Special Issue “Bone Ontogeny, Embryology, and Homeostasis”

The intention of this Special Issue is to provide the reader with an in-depth understanding of the ontogeny, embryology, and homeostasis of bone, with an emphasis on recent research that has contributed to our understanding of the skeletal system at the molecular level. This understanding is an essential step in our continued efforts to diagnose and treat metabolic, inflammatory, and malignant diseases of bone as they occur on Earth, and, in the not so distant future, as they occur in the microgravity of space [1]. An area of interest to the Editor which has not yet been covered in this Special Issue is the effect of physical exercise on bone homeostasis and on bone and cartilage regeneration therapies [2,3].

In this Special Issue, Kim and associates provided cutting-edge research on the potential of the intravenous administration of parathyroid-hormone-related protein minicircle DNA (mcPTHrP) vectors to enhance bone formation in osteoporosis. Using ovariectomized osteoporotic mice, the researchers showed enhanced trabecular bone structure quality, increased bone formation, and decreased bone resorption upon the administration of mcPTHrP as compared to controls, demonstrating the potential usefulness of this therapy in clinical trials [4].

Luca Ambrosio and associates provided the reader with a comprehensive review of biomaterials that are designed to selectively inhibit bone cancer progression while simultaneously reducing the loss of bone structural properties secondary to local tissue invasion. Included in this review is a discussion on recent advancements in nanocarrier-based drug delivery systems, as well as an update on multifunctional biomaterials that show promise in the treatment of bone cancer [5].

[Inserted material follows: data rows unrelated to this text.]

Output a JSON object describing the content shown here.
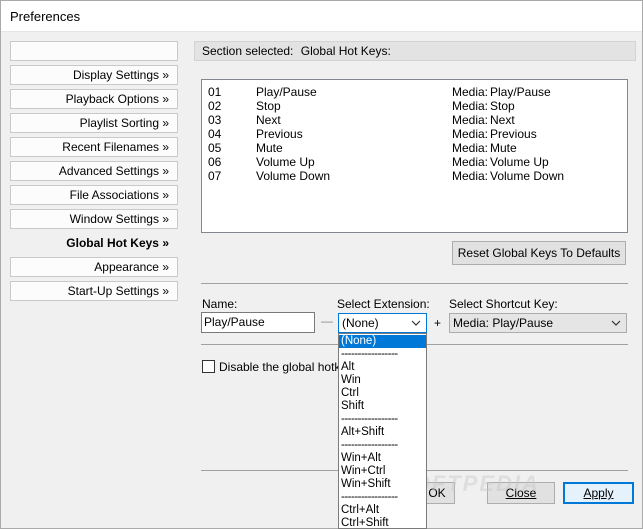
{
  "window": {
    "title": "Preferences"
  },
  "sidebar": {
    "items": [
      {
        "label": ""
      },
      {
        "label": "Display Settings »"
      },
      {
        "label": "Playback Options »"
      },
      {
        "label": "Playlist Sorting »"
      },
      {
        "label": "Recent Filenames »"
      },
      {
        "label": "Advanced Settings »"
      },
      {
        "label": "File Associations »"
      },
      {
        "label": "Window Settings »"
      },
      {
        "label": "Global Hot Keys »"
      },
      {
        "label": "Appearance »"
      },
      {
        "label": "Start-Up Settings »"
      }
    ]
  },
  "section": {
    "label": "Section selected:",
    "value": "Global Hot Keys:"
  },
  "hotkeys": [
    {
      "num": "01",
      "name": "Play/Pause",
      "media": "Media:",
      "action": "Play/Pause"
    },
    {
      "num": "02",
      "name": "Stop",
      "media": "Media:",
      "action": "Stop"
    },
    {
      "num": "03",
      "name": "Next",
      "media": "Media:",
      "action": "Next"
    },
    {
      "num": "04",
      "name": "Previous",
      "media": "Media:",
      "action": "Previous"
    },
    {
      "num": "05",
      "name": "Mute",
      "media": "Media:",
      "action": "Mute"
    },
    {
      "num": "06",
      "name": "Volume Up",
      "media": "Media:",
      "action": "Volume Up"
    },
    {
      "num": "07",
      "name": "Volume Down",
      "media": "Media:",
      "action": "Volume Down"
    }
  ],
  "reset_button": "Reset Global Keys To Defaults",
  "form": {
    "name_label": "Name:",
    "name_value": "Play/Pause",
    "dash": "—",
    "extension_label": "Select Extension:",
    "extension_value": "(None)",
    "plus": "+",
    "shortcut_label": "Select Shortcut Key:",
    "shortcut_value": "Media:  Play/Pause"
  },
  "dropdown": {
    "items": [
      "(None)",
      "-----------------",
      "Alt",
      "Win",
      "Ctrl",
      "Shift",
      "-----------------",
      "Alt+Shift",
      "-----------------",
      "Win+Alt",
      "Win+Ctrl",
      "Win+Shift",
      "-----------------",
      "Ctrl+Alt",
      "Ctrl+Shift"
    ]
  },
  "checkbox": {
    "label": "Disable the global hotkeys"
  },
  "buttons": {
    "ok": "OK",
    "close": "Close",
    "apply": "Apply"
  },
  "watermark": "SOFTPEDIA"
}
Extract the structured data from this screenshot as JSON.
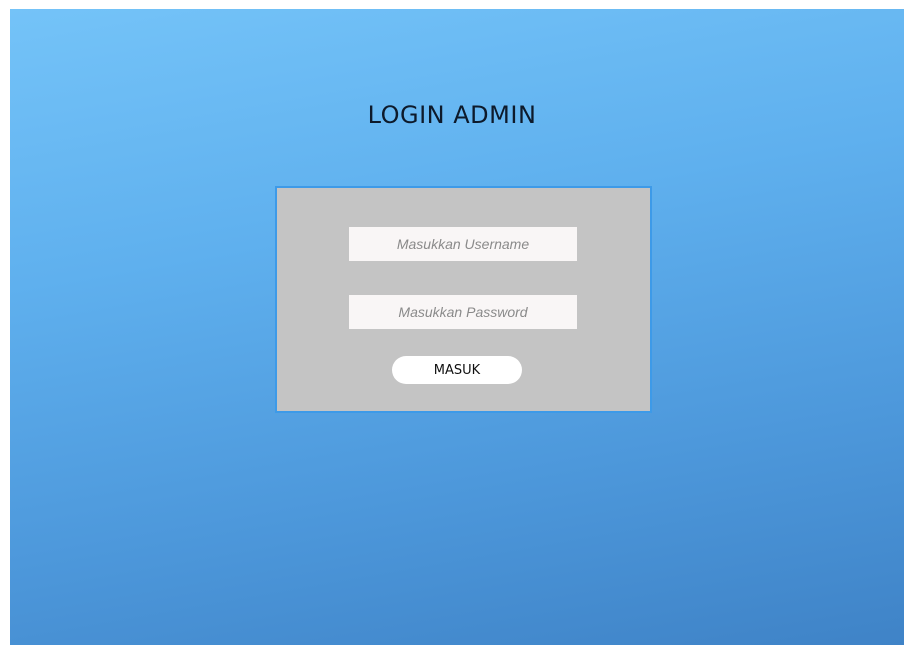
{
  "page": {
    "title": "LOGIN ADMIN",
    "background_colors": [
      "#74c3f8",
      "#3f83c7"
    ]
  },
  "login_form": {
    "username_placeholder": "Masukkan Username",
    "username_value": "",
    "password_placeholder": "Masukkan Password",
    "password_value": "",
    "submit_label": "MASUK",
    "panel_color": "#c4c4c4",
    "border_color": "#3d9ae8"
  }
}
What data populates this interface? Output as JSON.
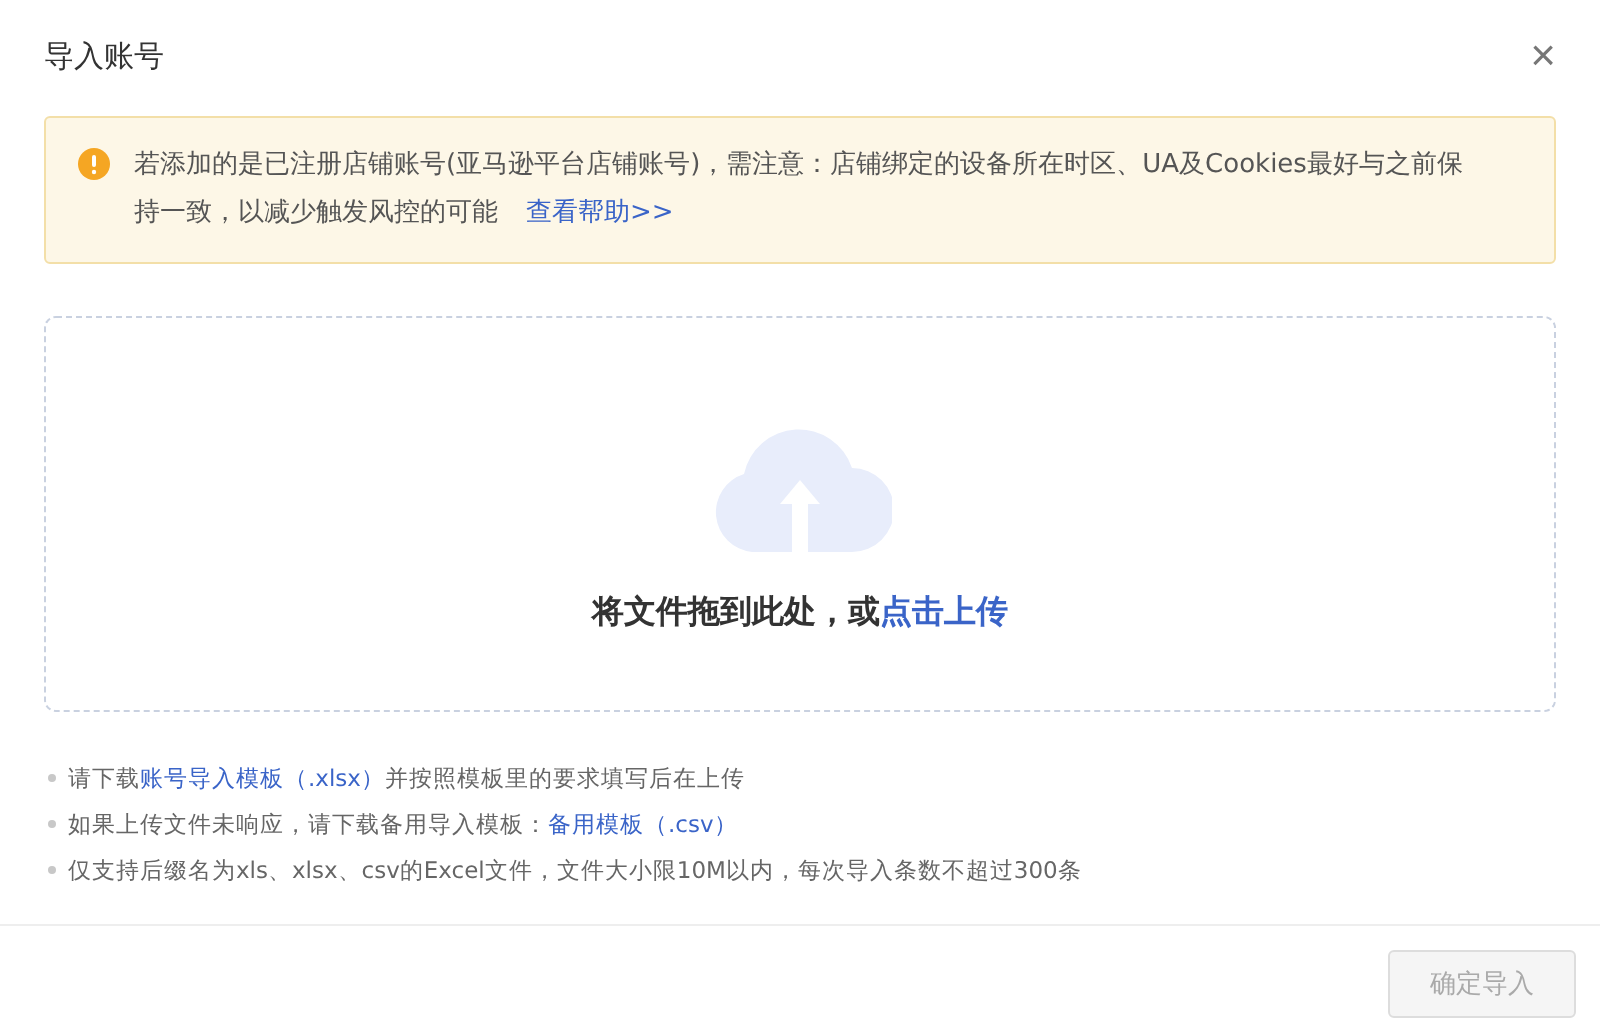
{
  "dialog": {
    "title": "导入账号",
    "close": "×"
  },
  "alert": {
    "text": "若添加的是已注册店铺账号(亚马逊平台店铺账号)，需注意：店铺绑定的设备所在时区、UA及Cookies最好与之前保持一致，以减少触发风控的可能",
    "link": "查看帮助>>"
  },
  "upload": {
    "text": "将文件拖到此处，或",
    "link": "点击上传"
  },
  "notes": [
    [
      {
        "kind": "text",
        "text": "请下载"
      },
      {
        "kind": "link",
        "text": "账号导入模板（.xlsx）"
      },
      {
        "kind": "text",
        "text": "并按照模板里的要求填写后在上传"
      }
    ],
    [
      {
        "kind": "text",
        "text": "如果上传文件未响应，请下载备用导入模板："
      },
      {
        "kind": "link",
        "text": "备用模板（.csv）"
      }
    ],
    [
      {
        "kind": "text",
        "text": "仅支持后缀名为xls、xlsx、csv的Excel文件，文件大小限10M以内，每次导入条数不超过300条"
      }
    ]
  ],
  "confirm": {
    "label": "确定导入",
    "disabled": true
  }
}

Neag and associates discussed the key role that angiotrophism between bone marrow endothelial cells and osteoblasts plays in bone development and homeostasis. They noted that specialized “type H” capillary endothelial cells help to regulate osteoblast differentiation, maturation, and migration, and discussed the intercellular cross talk between endothelial cells and osteocytes which is essential for bone formation, repair, and maintenance. They noted that recent revolutions in high-resolution imaging methodologies for bone, single-cell, and RNA sequencing technologies have enabled the identification of signaling pathways and molecular interactions that underpin these regulatory relationships, laying the foundation for the identification of new drug targets for diseases of bone formation and remodeling [6].

He and associates conducted a comprehensive literature search to investigate the possibility that extracellular vesicles (EVs) contribute to (and serve as a biomarker for) the development of osteoporosis in persons undergoing prolonged psychosocial stress. They concluded that although EVs have been shown to provide communication signals between cells in vitro, there is yet insufficient evidence to support a role of EVs in the development of osteoporosis. Their article introduces a subject that may provide fertile ground for future research [7].

Additionally, Villa-Suárez and associates provided a comprehensive review of hypophosphatasia (HPP), a rare genetic disease characterized by a decrease in the activity of tissue non-specific alkaline phosphatase. They noted that the severity of HPP is inversely related to the age at diagnosis, noting that affected infants may have short limbs, abnormally shaped chests, and soft skulls, whereas adults may lose their teeth prematurely and develop inflammatory joint disease. Their review raises the prospect of molecular intervention in this rare and poorly understood disorder [8].

These contributions to this Special Issue provide valuable insights into the diagnosis and treatment of bone disease. The Editor looks forward to future contributions to this exciting area of research.